Hence, before executing "close", it is recommended (especially when using MooseFS) to perform "fsync" after writing in a file and then check the status of "fsync" and – just in case – the status of "close" as well. 
NOTE! When "stdio" is used, the "fflush" function only executes the "write" command, so correct execution of "fflush" is not enough grounds to be sure that all data has been written successfully – you should also check the status of "fclose".

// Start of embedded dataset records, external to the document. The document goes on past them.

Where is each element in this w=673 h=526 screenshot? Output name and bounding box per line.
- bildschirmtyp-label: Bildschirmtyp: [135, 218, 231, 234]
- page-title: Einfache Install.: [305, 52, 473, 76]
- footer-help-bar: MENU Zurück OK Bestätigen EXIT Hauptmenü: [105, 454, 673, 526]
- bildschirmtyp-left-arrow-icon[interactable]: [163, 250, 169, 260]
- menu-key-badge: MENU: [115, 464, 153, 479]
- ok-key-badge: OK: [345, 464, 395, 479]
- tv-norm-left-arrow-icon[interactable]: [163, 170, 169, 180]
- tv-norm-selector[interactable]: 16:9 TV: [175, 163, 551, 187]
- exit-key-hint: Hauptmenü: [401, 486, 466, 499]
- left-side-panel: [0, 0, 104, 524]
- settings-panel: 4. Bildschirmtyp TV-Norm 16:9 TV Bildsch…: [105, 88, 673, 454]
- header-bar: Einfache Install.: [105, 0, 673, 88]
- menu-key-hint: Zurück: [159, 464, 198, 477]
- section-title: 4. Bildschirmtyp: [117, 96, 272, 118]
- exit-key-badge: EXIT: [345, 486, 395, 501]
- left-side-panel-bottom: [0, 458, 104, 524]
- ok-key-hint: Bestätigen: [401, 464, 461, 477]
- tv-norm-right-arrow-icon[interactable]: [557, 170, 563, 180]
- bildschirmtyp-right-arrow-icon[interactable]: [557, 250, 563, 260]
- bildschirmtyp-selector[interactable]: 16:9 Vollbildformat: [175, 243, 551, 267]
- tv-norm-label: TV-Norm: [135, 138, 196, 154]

One frequent situation in which the above problem may occur is redirecting a standard output of a program to a file in "shell". Bash (and many other programs) does not check the status of "close" execution and so the syntax of the "application > outcome.txt" type may wrap up successfully in "shell", while in fact there has been an error in writing the "outcome.txt" file. You are strongly advised to avoid using the above syntax. If necessary, you can create a simple program reading the standard input and writing everything to a chosen file (but with an appropriate check with the "fsync" command) and then use "application | mysaver outcome.txt", where "mysaver" is the name of your writing program instead of "application > outcome.txt".
Please note that the problem discussed above is in no way exceptional and does not stem directly from the characteristics of MooseFS itself. It may affect any system of files – only that network type systems are more prone to such difficulties. Technically speaking, the above recommendations should be followed at all times (also in case of classic file systems).